Juist het vermogen te vergeten is prijzenswaardig, schrijft Nietzsche. Kijk maar eens naar een grazende kudde koeien. ‘Zij weet niet wat gisteren, wat vandaag is, ze dartelt rond, vreet, rust, verteert, dartelt verder, en zo van de ochtend tot de avond, dag aan dag, in haar lust en onlust kort aangelijnd aan de pin van het ogenblik en daardoor niet zwaarmoedig en niet verveeld.’ Het dier leeft onhistorisch; het gaat helemaal op in het nu en is daarom volmaakt gelukkig. Elke vorm van geluk, kortstondig of lang, wordt volgens Nietzsche gekenmerkt doordat die onhistorisch is. We gaan op in het moment, ongehinderd door de ballast van het verleden.

Om gelukkig te zijn, moet de mens net als het dier onhistorisch kunnen leven, meent Nietzsche. Maar een mens is niet in staat tot zulk succesvol passief vergeten, dus moet hij actief vergeten; hij moet doelbewust zijn verleden in stukken slaan om de weg vrij te maken voor het heden.
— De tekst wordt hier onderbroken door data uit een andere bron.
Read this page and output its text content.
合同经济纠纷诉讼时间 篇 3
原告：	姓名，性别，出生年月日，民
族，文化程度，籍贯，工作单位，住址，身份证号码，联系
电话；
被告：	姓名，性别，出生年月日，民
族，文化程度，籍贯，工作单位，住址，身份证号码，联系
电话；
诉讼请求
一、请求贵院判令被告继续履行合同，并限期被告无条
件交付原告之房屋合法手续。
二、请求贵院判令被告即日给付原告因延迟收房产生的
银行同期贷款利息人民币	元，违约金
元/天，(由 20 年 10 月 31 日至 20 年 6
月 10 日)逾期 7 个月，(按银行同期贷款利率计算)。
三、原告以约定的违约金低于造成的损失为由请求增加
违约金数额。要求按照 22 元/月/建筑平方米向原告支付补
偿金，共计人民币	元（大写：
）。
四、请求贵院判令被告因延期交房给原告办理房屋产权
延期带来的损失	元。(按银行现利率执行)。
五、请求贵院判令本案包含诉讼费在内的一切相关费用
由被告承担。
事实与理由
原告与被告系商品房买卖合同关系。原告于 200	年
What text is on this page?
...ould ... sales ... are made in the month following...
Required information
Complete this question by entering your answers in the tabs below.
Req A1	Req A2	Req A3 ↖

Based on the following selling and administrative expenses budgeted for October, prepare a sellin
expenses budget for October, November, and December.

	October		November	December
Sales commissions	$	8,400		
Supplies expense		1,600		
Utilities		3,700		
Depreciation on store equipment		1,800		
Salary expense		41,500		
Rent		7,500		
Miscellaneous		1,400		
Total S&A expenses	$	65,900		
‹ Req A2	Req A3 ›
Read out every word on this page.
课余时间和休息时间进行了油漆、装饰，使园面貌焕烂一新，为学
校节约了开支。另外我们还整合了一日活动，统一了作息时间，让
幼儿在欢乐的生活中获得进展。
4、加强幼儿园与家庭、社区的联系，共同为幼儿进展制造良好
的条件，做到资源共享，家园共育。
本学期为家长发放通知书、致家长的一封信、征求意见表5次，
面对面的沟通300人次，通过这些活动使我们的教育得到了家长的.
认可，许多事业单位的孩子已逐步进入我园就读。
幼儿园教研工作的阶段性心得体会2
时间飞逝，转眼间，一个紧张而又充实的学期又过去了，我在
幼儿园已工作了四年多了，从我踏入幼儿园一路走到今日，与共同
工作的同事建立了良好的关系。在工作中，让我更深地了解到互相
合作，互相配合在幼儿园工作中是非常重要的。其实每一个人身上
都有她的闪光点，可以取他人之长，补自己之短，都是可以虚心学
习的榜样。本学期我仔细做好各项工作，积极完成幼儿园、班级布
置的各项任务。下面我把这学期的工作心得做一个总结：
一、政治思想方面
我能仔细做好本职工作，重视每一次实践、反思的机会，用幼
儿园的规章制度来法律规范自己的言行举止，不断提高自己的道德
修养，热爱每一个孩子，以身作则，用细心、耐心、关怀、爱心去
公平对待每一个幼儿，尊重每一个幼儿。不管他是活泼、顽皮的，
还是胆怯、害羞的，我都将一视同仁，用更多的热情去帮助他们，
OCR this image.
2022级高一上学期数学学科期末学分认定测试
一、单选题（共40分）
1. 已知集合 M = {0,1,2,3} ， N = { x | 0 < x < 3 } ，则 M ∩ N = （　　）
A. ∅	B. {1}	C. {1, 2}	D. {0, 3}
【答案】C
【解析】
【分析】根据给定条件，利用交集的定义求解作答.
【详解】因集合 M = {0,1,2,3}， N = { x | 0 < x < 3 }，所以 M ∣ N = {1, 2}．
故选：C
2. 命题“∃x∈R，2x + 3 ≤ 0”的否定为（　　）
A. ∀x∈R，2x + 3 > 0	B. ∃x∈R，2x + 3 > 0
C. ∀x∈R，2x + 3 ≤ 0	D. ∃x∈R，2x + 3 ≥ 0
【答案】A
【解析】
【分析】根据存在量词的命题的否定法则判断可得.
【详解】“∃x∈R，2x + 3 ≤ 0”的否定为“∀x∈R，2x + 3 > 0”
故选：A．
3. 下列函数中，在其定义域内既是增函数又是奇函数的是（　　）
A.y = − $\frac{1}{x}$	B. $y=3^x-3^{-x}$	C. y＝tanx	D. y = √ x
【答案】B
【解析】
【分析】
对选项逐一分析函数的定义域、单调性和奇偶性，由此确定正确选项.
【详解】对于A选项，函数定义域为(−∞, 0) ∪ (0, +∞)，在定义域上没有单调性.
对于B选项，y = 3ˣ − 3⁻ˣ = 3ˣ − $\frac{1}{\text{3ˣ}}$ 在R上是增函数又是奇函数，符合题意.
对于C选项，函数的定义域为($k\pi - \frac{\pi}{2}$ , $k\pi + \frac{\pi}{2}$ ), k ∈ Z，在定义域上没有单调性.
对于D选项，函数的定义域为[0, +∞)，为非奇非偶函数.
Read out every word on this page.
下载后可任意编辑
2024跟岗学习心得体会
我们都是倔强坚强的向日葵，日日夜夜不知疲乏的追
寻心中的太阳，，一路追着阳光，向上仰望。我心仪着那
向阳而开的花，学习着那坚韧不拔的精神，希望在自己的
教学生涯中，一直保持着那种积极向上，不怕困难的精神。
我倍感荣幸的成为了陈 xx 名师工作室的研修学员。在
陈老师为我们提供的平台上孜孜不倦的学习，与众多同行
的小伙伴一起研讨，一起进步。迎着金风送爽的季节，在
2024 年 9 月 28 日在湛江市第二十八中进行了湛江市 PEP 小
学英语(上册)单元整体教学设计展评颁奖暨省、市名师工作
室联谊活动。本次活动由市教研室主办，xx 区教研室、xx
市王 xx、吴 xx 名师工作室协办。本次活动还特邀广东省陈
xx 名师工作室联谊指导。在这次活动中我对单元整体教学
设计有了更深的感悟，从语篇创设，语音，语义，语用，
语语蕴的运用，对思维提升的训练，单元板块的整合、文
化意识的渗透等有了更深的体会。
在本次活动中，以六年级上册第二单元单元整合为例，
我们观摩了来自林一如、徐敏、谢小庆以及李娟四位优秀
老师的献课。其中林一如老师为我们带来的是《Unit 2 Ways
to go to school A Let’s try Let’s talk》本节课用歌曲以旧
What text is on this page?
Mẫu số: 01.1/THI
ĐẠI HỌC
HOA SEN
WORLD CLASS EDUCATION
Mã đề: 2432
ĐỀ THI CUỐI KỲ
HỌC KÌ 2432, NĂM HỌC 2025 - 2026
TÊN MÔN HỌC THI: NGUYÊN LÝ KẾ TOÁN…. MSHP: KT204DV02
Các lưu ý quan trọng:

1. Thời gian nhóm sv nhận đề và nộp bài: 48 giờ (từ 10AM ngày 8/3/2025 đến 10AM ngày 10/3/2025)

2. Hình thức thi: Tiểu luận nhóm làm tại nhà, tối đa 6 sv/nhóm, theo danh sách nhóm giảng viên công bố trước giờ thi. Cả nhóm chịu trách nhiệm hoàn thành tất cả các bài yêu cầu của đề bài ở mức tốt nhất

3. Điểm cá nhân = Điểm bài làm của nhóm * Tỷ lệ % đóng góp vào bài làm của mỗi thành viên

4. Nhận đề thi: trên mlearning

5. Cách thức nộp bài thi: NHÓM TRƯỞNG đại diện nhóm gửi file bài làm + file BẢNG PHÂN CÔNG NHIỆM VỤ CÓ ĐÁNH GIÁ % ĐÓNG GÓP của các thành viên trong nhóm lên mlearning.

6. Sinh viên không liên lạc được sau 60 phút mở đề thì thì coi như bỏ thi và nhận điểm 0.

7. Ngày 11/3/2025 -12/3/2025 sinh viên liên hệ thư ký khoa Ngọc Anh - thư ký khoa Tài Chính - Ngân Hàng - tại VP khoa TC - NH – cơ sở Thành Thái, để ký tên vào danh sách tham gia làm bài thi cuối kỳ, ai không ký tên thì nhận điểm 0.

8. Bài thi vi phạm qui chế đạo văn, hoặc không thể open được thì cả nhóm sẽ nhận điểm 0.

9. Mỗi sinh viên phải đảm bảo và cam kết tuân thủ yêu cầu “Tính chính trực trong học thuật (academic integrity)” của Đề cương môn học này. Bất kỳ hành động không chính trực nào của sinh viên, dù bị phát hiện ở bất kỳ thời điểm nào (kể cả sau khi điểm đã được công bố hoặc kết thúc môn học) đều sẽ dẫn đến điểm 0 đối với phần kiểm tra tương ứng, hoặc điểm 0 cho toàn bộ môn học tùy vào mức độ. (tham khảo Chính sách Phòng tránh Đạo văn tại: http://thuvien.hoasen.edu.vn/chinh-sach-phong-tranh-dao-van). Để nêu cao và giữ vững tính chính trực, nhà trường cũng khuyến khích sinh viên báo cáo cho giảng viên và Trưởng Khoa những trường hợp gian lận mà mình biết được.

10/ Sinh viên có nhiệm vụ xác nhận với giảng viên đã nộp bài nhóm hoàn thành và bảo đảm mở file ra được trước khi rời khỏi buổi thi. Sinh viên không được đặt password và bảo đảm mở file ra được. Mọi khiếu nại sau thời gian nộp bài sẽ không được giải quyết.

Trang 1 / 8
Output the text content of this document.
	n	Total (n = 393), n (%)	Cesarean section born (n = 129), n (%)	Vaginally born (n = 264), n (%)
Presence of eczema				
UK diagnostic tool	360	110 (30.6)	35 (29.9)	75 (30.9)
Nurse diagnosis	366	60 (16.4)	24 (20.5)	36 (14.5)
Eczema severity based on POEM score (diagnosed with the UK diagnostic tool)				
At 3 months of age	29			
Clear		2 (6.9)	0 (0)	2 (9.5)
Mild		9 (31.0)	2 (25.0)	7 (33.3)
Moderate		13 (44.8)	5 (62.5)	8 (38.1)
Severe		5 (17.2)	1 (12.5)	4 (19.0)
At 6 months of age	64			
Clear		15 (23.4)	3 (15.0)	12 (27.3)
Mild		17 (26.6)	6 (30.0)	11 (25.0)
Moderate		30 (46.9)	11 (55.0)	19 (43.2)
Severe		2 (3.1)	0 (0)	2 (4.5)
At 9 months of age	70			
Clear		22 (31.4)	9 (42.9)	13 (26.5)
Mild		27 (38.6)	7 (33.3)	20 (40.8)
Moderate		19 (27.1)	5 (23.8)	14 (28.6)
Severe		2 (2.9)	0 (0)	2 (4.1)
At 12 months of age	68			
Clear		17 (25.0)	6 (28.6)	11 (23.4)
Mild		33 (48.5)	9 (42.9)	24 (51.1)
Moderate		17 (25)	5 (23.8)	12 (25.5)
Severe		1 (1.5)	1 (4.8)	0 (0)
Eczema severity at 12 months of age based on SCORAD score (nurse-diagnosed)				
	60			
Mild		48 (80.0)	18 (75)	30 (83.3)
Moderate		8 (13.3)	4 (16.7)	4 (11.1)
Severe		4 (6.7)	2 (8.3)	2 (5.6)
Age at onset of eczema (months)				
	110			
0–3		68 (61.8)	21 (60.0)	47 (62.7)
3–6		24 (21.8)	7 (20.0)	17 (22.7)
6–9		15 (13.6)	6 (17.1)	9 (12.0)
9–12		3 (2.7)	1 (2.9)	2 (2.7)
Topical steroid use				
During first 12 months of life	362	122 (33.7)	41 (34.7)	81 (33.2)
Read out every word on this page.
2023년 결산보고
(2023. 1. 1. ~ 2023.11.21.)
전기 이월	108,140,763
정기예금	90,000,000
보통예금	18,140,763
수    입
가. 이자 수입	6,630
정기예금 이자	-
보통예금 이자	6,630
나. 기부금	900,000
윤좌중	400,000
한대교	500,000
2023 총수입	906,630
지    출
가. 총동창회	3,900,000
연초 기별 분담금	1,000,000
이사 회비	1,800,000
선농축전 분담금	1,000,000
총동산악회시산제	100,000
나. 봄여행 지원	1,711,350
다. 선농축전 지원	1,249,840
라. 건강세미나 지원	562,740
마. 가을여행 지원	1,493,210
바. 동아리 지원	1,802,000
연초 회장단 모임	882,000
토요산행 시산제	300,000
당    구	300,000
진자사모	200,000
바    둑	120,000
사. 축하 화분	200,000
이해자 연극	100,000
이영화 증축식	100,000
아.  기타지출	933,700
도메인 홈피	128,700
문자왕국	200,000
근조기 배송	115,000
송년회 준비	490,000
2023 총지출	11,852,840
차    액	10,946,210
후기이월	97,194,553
Doodsdrift van het archief

Jacques Derrida (1930-2004)

vergeten Derrida archiefkast

Er is nog nooit zoveel informatie beschikbaar geweest als nu. Musea, bibliotheken, archieven en internet vormen onuitputbare bronnen van kennis. Sinds de Verlichting zijn we heel bedreven geworden in bewaren. Grote instituten als musea en archieven werden geboren en groeiden snel in aantallen. Maar wat gebeurt er eigenlijk als je iets in een archief bewaart?

In zijn ingewikkelde essay Mal d’archive (1995) houdt de Franse postmoderne denker Jacques Derrida zich met die vraag bezig. Hij ontmantelt het archief ‘het heilige huisje’ van de Verlichting aan de hand van zijn geijkte methode van de deconstructie. Met deze kritische methode analyseert hij de constructie van een begrip. Vervolgens toont hij de onbetwiste veronderstellingen en interne tegenstrijdigheden die aan het begrip ten grondslag liggen. Zo blijkt de vanzelfsprekende aanspraak die een begrip maakt op de werkelijkheid vaak ongefundeerd en bodemloos.

Derrida wijst op de paradoxen en tegenstellingen die werkzaam zijn in de logica van het archief. Zo betekent het Griekse woord archè zowel ‘begin’ als ‘gebod’, en dwingt het archief een onmiddellijk ontzag af. Maar waar is die autoriteit nu eigenlijk op gebaseerd? Plaatsen we iets in het archief omdat het zo belangrijk is? Of is iets belangrijk omdat het in het archief is opgenomen? Onder een op het eerste oog duidelijk gezag gaat willekeur schuil, toont Derrida.

Archieven zien we bovendien vaak als onze beste bewaarplaatsen, vervolgt Derrida. Het zijn de plekken waar we allerhande zaken in bescherming nemen tegen de vergetelheid. Maar elk bewaren in het archief vereist een zodanig vervormen ervan dat Derrida spreekt van een freudiaanse ‘doodsdrift’. Hij schrijft: ‘Het archief zal nooit het geheugen of de anamnese als spontane, levende en interne ervaring zijn.’ Iets moet namelijk zodanig losgemaakt worden van de context dat de destructie nooit ver weg is. Dat wat bewaren mogelijk maakt (categoriseren, reproduceren), maakt vernietiging tegelijk mogelijk, en dus ligt vergetelheid in het verschiet. Zo toont Derrida dat het archief is gebouwd op een paradox die misschien wel voor het hele geheugen opgaat: het vernietigt wat het bewaart.